Rainbows and Sweet Potatoes

“Gratitudes” – September 4, 2013

Today I’m grateful for:

  1. Prism rainbows 
  1. Another sunny day
  2. Honeybees doing their thing to keep life going on the planet
  3. The feeling of walking barefoot in the grass
  4. Taking time to cloud watch

  1. The sound of wind in the trees
  2. The way dogs look like they’re smiling
  3. The silence when construction stops for the day
  4. Being able to turn off the air conditioner
  5. Ants-On-A-Log (a snack from my childhood that I have a new found love for!)
  1. Getting carded at the liquor store on a day I felt frumpy
  2. Watching TV in bed
  3. Fresh Ontario garlic!
  4. Old friends
  5. New possibilities
  6. Having a desk for my computer
  7. Colourful scarves
  8. 80s movies
  9. Magnetic poetry 
  1. Wall calendars
  2. Being able to walk up a hill
  3. The sound of birds chirping
  4. Old episodes of “The Good Wife”
  5. Notepads
  6. My new backpack
  7. Mason jars
  8. Kleenex
  9. Learning to trust my instinct
  10. Voicemail
  11. Blended soups
My go-to soup is a spicy and comforting mix of red lentils, sweet potato and curry. Quick and easy to throw together, you can basically forget about it while it’s cooking and have a nourishing meal on the table without too much work. This soup also freezes really well for a fast week-day supper. If you don’t have sweet potatoes handy butternut squash is also good.

Curried Red Lentil & Sweet Potato Soup

1 tbls olive oil
1 onion, chopped
3 cloves garlic, minced (less or more to taste)
1 inch of ginger, grated
1 tsp curry powder
½ tsp turmeric
½ tsp cumin
½ tsp cinnamon
Sea salt to taste
1 cup red lentils, rinsed
1-2 sweet potatoes (depending on the size), peeled and chopped
Parsley and hemp hearts for garnish (optional)

Heat oil on medium high heat until hot; add onion and sauté until translucent, about 7min. Add garlic and ginger to the pan and sauté for about 30 seconds. Add in spices and sauté for another minute. Use a bit of water to deglaze the pan. Add sweet potatoes, lentils and enough water to fill the pot leaving about an inch of space. Heat to boiling, cover and then simmer for 45min – 1 hour, until lentils are cooked and sweet potato is tender. Blend in batches until you have a creamy soup! I sometimes add in greens at this stage when I’m blending – kale and spinach both work well. I enjoy my bowl of soup garnished with parsley and hemp hearts.

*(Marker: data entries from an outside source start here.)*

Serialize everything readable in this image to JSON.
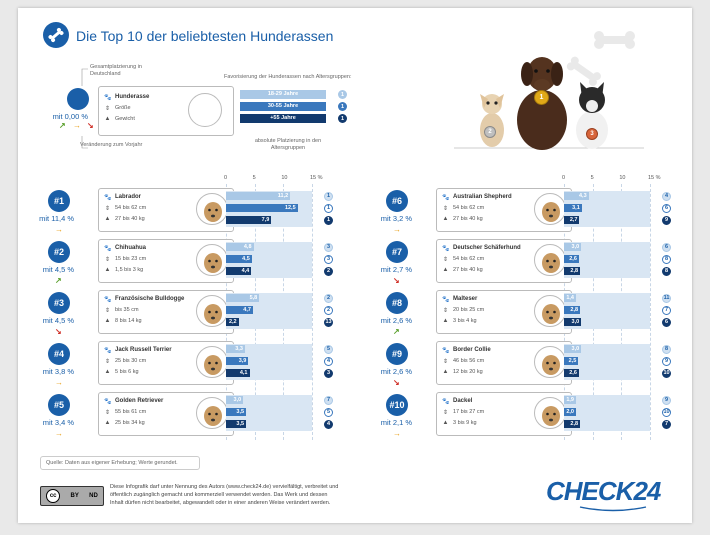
{
  "header": {
    "title": "Die Top 10 der beliebtesten Hunderassen"
  },
  "legend": {
    "gesamt_label": "Gesamtplatzierung in Deutschland",
    "mit_value": "mit 0,00 %",
    "veraenderung_label": "Veränderung zum Vorjahr",
    "attr_breed": "Hunderasse",
    "attr_size": "Größe",
    "attr_weight": "Gewicht",
    "favor_label": "Favorisierung der Hunderassen nach Altersgruppen:",
    "groups": [
      "18-29 Jahre",
      "30-55 Jahre",
      "+55 Jahre"
    ],
    "places": [
      "1",
      "1",
      "1"
    ],
    "absolute_label": "absolute Platzierung in den Altersgruppen"
  },
  "podium": [
    "1",
    "2",
    "3"
  ],
  "axis_ticks": [
    "0",
    "5",
    "10",
    "15 %"
  ],
  "colors": {
    "accent": "#1a5fa8",
    "bar_young": "#a9c8e6",
    "bar_mid": "#3a78bd",
    "bar_old": "#123a6e",
    "up": "#5aa02c",
    "down": "#d0342c",
    "flat": "#e8a11a"
  },
  "footer": {
    "source": "Quelle: Daten aus eigener Erhebung; Werte gerundet.",
    "license_icon": "cc-by-nd-icon",
    "license_labels": [
      "cc",
      "BY",
      "ND"
    ],
    "license_text_1": "Diese Infografik darf unter Nennung des Autors (www.check24.de) vervielfältigt, verbreitet und",
    "license_text_2": "öffentlich zugänglich gemacht und kommerziell verwendet werden. Das Werk und dessen",
    "license_text_3": "Inhalt dürfen nicht bearbeitet, abgewandelt oder in einer anderen Weise verändert werden.",
    "brand": "CHECK24"
  },
  "chart_data": {
    "type": "bar",
    "title": "Die Top 10 der beliebtesten Hunderassen",
    "xlim": [
      0,
      15
    ],
    "x_unit": "%",
    "series_order": [
      "18-29 Jahre",
      "30-55 Jahre",
      "+55 Jahre"
    ],
    "breeds": [
      {
        "rank": "#1",
        "name": "Labrador",
        "size": "54 bis 62 cm",
        "weight": "27 bis 40 kg",
        "share": "mit 11,4 %",
        "trend": "flat",
        "values": [
          11.2,
          12.5,
          7.9
        ],
        "labels": [
          "11,2",
          "12,5",
          "7,9"
        ],
        "places": [
          "1",
          "1",
          "1"
        ]
      },
      {
        "rank": "#2",
        "name": "Chihuahua",
        "size": "15 bis 23 cm",
        "weight": "1,5 bis 3 kg",
        "share": "mit 4,5 %",
        "trend": "up",
        "values": [
          4.8,
          4.5,
          4.4
        ],
        "labels": [
          "4,8",
          "4,5",
          "4,4"
        ],
        "places": [
          "3",
          "3",
          "2"
        ]
      },
      {
        "rank": "#3",
        "name": "Französische Bulldogge",
        "size": "bis 35 cm",
        "weight": "8 bis 14 kg",
        "share": "mit 4,5 %",
        "trend": "down",
        "values": [
          5.8,
          4.7,
          2.2
        ],
        "labels": [
          "5,8",
          "4,7",
          "2,2"
        ],
        "places": [
          "2",
          "2",
          "13"
        ]
      },
      {
        "rank": "#4",
        "name": "Jack Russell Terrier",
        "size": "25 bis 30 cm",
        "weight": "5 bis 6 kg",
        "share": "mit 3,8 %",
        "trend": "flat",
        "values": [
          3.3,
          3.9,
          4.1
        ],
        "labels": [
          "3,3",
          "3,9",
          "4,1"
        ],
        "places": [
          "5",
          "4",
          "3"
        ]
      },
      {
        "rank": "#5",
        "name": "Golden Retriever",
        "size": "55 bis 61 cm",
        "weight": "25 bis 34 kg",
        "share": "mit 3,4 %",
        "trend": "flat",
        "values": [
          3.0,
          3.5,
          3.5
        ],
        "labels": [
          "3,0",
          "3,5",
          "3,5"
        ],
        "places": [
          "7",
          "5",
          "4"
        ]
      },
      {
        "rank": "#6",
        "name": "Australian Shepherd",
        "size": "54 bis 62 cm",
        "weight": "27 bis 40 kg",
        "share": "mit 3,2 %",
        "trend": "flat",
        "values": [
          4.3,
          3.1,
          2.7
        ],
        "labels": [
          "4,3",
          "3,1",
          "2,7"
        ],
        "places": [
          "4",
          "6",
          "9"
        ]
      },
      {
        "rank": "#7",
        "name": "Deutscher Schäferhund",
        "size": "54 bis 62 cm",
        "weight": "27 bis 40 kg",
        "share": "mit 2,7 %",
        "trend": "down",
        "values": [
          3.0,
          2.6,
          2.8
        ],
        "labels": [
          "3,0",
          "2,6",
          "2,8"
        ],
        "places": [
          "6",
          "8",
          "8"
        ]
      },
      {
        "rank": "#8",
        "name": "Malteser",
        "size": "20 bis 25 cm",
        "weight": "3 bis 4 kg",
        "share": "mit 2,6 %",
        "trend": "up",
        "values": [
          1.4,
          2.8,
          3.0
        ],
        "labels": [
          "1,4",
          "2,8",
          "3,0"
        ],
        "places": [
          "11",
          "7",
          "6"
        ]
      },
      {
        "rank": "#9",
        "name": "Border Collie",
        "size": "46 bis 56 cm",
        "weight": "12 bis 20 kg",
        "share": "mit 2,6 %",
        "trend": "down",
        "values": [
          3.0,
          2.5,
          2.6
        ],
        "labels": [
          "3,0",
          "2,5",
          "2,6"
        ],
        "places": [
          "8",
          "9",
          "10"
        ]
      },
      {
        "rank": "#10",
        "name": "Dackel",
        "size": "17 bis 27 cm",
        "weight": "3 bis 9 kg",
        "share": "mit 2,1 %",
        "trend": "flat",
        "values": [
          1.9,
          2.0,
          2.8
        ],
        "labels": [
          "1,9",
          "2,0",
          "2,8"
        ],
        "places": [
          "9",
          "10",
          "7"
        ]
      }
    ]
  }
}
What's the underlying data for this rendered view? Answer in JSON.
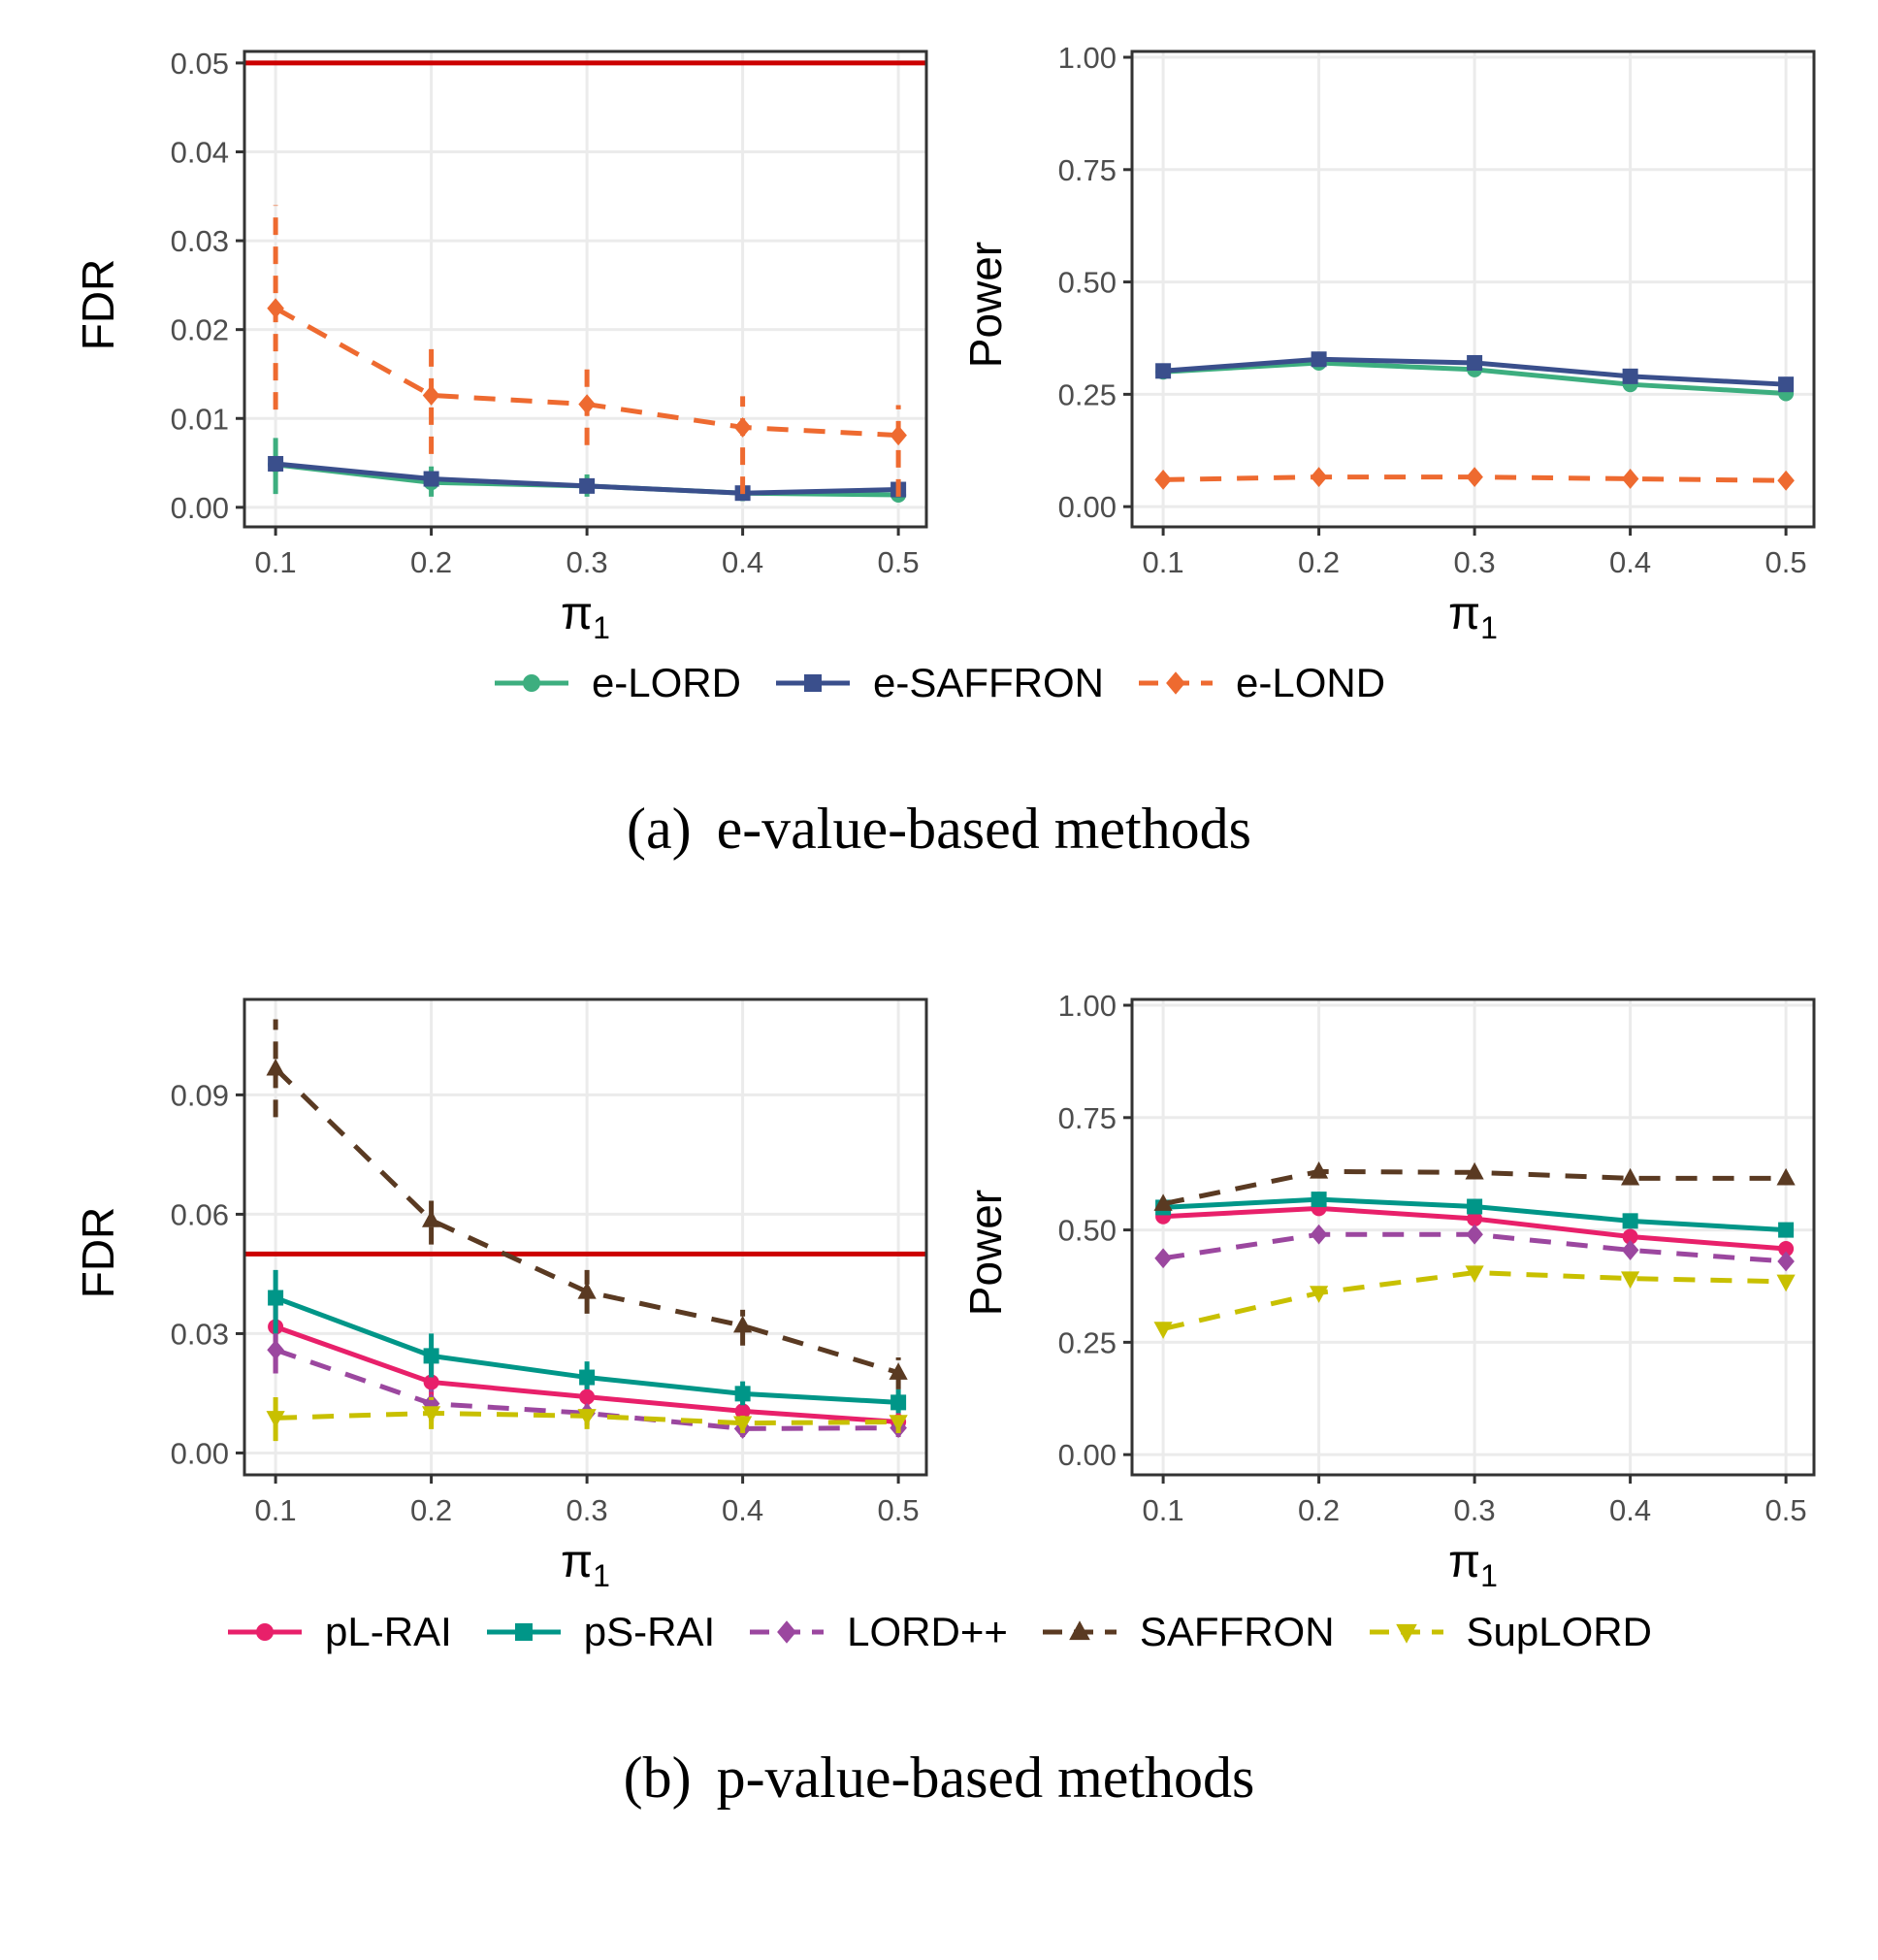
{
  "chart_data": [
    {
      "type": "line",
      "panel": "a-fdr",
      "ylabel": "FDR",
      "xlabel": "π1",
      "x": [
        0.1,
        0.2,
        0.3,
        0.4,
        0.5
      ],
      "xticks": [
        "0.1",
        "0.2",
        "0.3",
        "0.4",
        "0.5"
      ],
      "yticks": [
        0,
        0.01,
        0.02,
        0.03,
        0.04,
        0.05
      ],
      "ytick_labels": [
        "0.00",
        "0.01",
        "0.02",
        "0.03",
        "0.04",
        "0.05"
      ],
      "ylim": [
        -0.0022,
        0.0513
      ],
      "xlim": [
        0.08,
        0.518
      ],
      "grid": true,
      "reference_line": {
        "y": 0.05,
        "color": "#CC0000"
      },
      "series": [
        {
          "name": "e-LORD",
          "color": "#3DAE7F",
          "marker": "circle",
          "dashed": false,
          "values": [
            0.0048,
            0.0028,
            0.0024,
            0.0016,
            0.0014
          ],
          "errors": [
            [
              0.0015,
              0.0078
            ],
            [
              0.0012,
              0.0046
            ],
            [
              0.0012,
              0.0037
            ],
            [
              0.0007,
              0.0025
            ],
            [
              0.0008,
              0.0022
            ]
          ]
        },
        {
          "name": "e-SAFFRON",
          "color": "#3A4F8C",
          "marker": "square",
          "dashed": false,
          "values": [
            0.0049,
            0.0032,
            0.0024,
            0.0016,
            0.002
          ]
        },
        {
          "name": "e-LOND",
          "color": "#EE6A30",
          "marker": "diamond",
          "dashed": true,
          "values": [
            0.0224,
            0.0126,
            0.0116,
            0.009,
            0.0081
          ],
          "errors": [
            [
              0.011,
              0.034
            ],
            [
              0.006,
              0.018
            ],
            [
              0.007,
              0.016
            ],
            [
              0.0015,
              0.0125
            ],
            [
              0.0012,
              0.0115
            ]
          ]
        }
      ]
    },
    {
      "type": "line",
      "panel": "a-power",
      "ylabel": "Power",
      "xlabel": "π1",
      "x": [
        0.1,
        0.2,
        0.3,
        0.4,
        0.5
      ],
      "xticks": [
        "0.1",
        "0.2",
        "0.3",
        "0.4",
        "0.5"
      ],
      "yticks": [
        0,
        0.25,
        0.5,
        0.75,
        1.0
      ],
      "ytick_labels": [
        "0.00",
        "0.25",
        "0.50",
        "0.75",
        "1.00"
      ],
      "ylim": [
        -0.045,
        1.013
      ],
      "xlim": [
        0.08,
        0.518
      ],
      "grid": true,
      "series": [
        {
          "name": "e-LORD",
          "color": "#3DAE7F",
          "marker": "circle",
          "dashed": false,
          "values": [
            0.3,
            0.32,
            0.305,
            0.272,
            0.252
          ]
        },
        {
          "name": "e-SAFFRON",
          "color": "#3A4F8C",
          "marker": "square",
          "dashed": false,
          "values": [
            0.302,
            0.328,
            0.32,
            0.29,
            0.272
          ]
        },
        {
          "name": "e-LOND",
          "color": "#EE6A30",
          "marker": "diamond",
          "dashed": true,
          "values": [
            0.06,
            0.066,
            0.066,
            0.062,
            0.058
          ]
        }
      ]
    },
    {
      "type": "line",
      "panel": "b-fdr",
      "ylabel": "FDR",
      "xlabel": "π1",
      "x": [
        0.1,
        0.2,
        0.3,
        0.4,
        0.5
      ],
      "xticks": [
        "0.1",
        "0.2",
        "0.3",
        "0.4",
        "0.5"
      ],
      "yticks": [
        0,
        0.03,
        0.06,
        0.09
      ],
      "ytick_labels": [
        "0.00",
        "0.03",
        "0.06",
        "0.09"
      ],
      "ylim": [
        -0.0055,
        0.114
      ],
      "xlim": [
        0.08,
        0.518
      ],
      "grid": true,
      "reference_line": {
        "y": 0.05,
        "color": "#CC0000"
      },
      "series": [
        {
          "name": "pL-RAI",
          "color": "#E8206A",
          "marker": "circle",
          "dashed": false,
          "values": [
            0.0317,
            0.0178,
            0.0141,
            0.0105,
            0.0078
          ],
          "errors": [
            [
              0.02,
              0.04
            ],
            [
              0.012,
              0.024
            ],
            [
              0.011,
              0.017
            ],
            [
              0.008,
              0.013
            ],
            [
              0.006,
              0.01
            ]
          ]
        },
        {
          "name": "pS-RAI",
          "color": "#009688",
          "marker": "square",
          "dashed": false,
          "values": [
            0.039,
            0.0244,
            0.019,
            0.0149,
            0.0127
          ],
          "errors": [
            [
              0.03,
              0.046
            ],
            [
              0.019,
              0.03
            ],
            [
              0.016,
              0.023
            ],
            [
              0.012,
              0.018
            ],
            [
              0.01,
              0.016
            ]
          ]
        },
        {
          "name": "LORD++",
          "color": "#9B479F",
          "marker": "diamond",
          "dashed": true,
          "values": [
            0.0259,
            0.0124,
            0.01,
            0.0061,
            0.0063
          ],
          "errors": [
            [
              0.02,
              0.03
            ],
            [
              0.008,
              0.016
            ],
            [
              0.007,
              0.013
            ],
            [
              0.004,
              0.008
            ],
            [
              0.004,
              0.008
            ]
          ]
        },
        {
          "name": "SAFFRON",
          "color": "#5A3A22",
          "marker": "triangle",
          "dashed": true,
          "values": [
            0.0966,
            0.0585,
            0.0405,
            0.032,
            0.0202
          ],
          "errors": [
            [
              0.0844,
              0.109
            ],
            [
              0.0524,
              0.0634
            ],
            [
              0.035,
              0.046
            ],
            [
              0.027,
              0.036
            ],
            [
              0.016,
              0.024
            ]
          ]
        },
        {
          "name": "SupLORD",
          "color": "#C8C000",
          "marker": "triangle-down",
          "dashed": true,
          "values": [
            0.0088,
            0.01,
            0.0093,
            0.0075,
            0.0078
          ],
          "errors": [
            [
              0.003,
              0.014
            ],
            [
              0.006,
              0.014
            ],
            [
              0.006,
              0.012
            ],
            [
              0.005,
              0.01
            ],
            [
              0.005,
              0.01
            ]
          ]
        }
      ]
    },
    {
      "type": "line",
      "panel": "b-power",
      "ylabel": "Power",
      "xlabel": "π1",
      "x": [
        0.1,
        0.2,
        0.3,
        0.4,
        0.5
      ],
      "xticks": [
        "0.1",
        "0.2",
        "0.3",
        "0.4",
        "0.5"
      ],
      "yticks": [
        0,
        0.25,
        0.5,
        0.75,
        1.0
      ],
      "ytick_labels": [
        "0.00",
        "0.25",
        "0.50",
        "0.75",
        "1.00"
      ],
      "ylim": [
        -0.045,
        1.013
      ],
      "xlim": [
        0.08,
        0.518
      ],
      "grid": true,
      "series": [
        {
          "name": "pL-RAI",
          "color": "#E8206A",
          "marker": "circle",
          "dashed": false,
          "values": [
            0.53,
            0.548,
            0.525,
            0.485,
            0.458
          ]
        },
        {
          "name": "pS-RAI",
          "color": "#009688",
          "marker": "square",
          "dashed": false,
          "values": [
            0.55,
            0.568,
            0.552,
            0.52,
            0.5
          ]
        },
        {
          "name": "LORD++",
          "color": "#9B479F",
          "marker": "diamond",
          "dashed": true,
          "values": [
            0.437,
            0.49,
            0.49,
            0.455,
            0.43
          ]
        },
        {
          "name": "SAFFRON",
          "color": "#5A3A22",
          "marker": "triangle",
          "dashed": true,
          "values": [
            0.558,
            0.63,
            0.628,
            0.615,
            0.615
          ]
        },
        {
          "name": "SupLORD",
          "color": "#C8C000",
          "marker": "triangle-down",
          "dashed": true,
          "values": [
            0.28,
            0.36,
            0.405,
            0.392,
            0.385
          ]
        }
      ]
    }
  ],
  "legend_a": [
    "e-LORD",
    "e-SAFFRON",
    "e-LOND"
  ],
  "legend_b": [
    "pL-RAI",
    "pS-RAI",
    "LORD++",
    "SAFFRON",
    "SupLORD"
  ],
  "caption_a": {
    "label": "(a)",
    "text": "e-value-based methods"
  },
  "caption_b": {
    "label": "(b)",
    "text": "p-value-based methods"
  }
}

  1. I love soup!! This one sounds awesome!

  2. Thanks! It's super easy to throw together :)

  3. That soup sounds right up my alley--can't wait to make it! I love your MoFo theme by the way...very inspiring! And seems like it must be fun to write :)

    1. Thank you! It has been fun to write and it helps me to see the good that exists in every day. And the soup is my favourite -- let me know if you try it!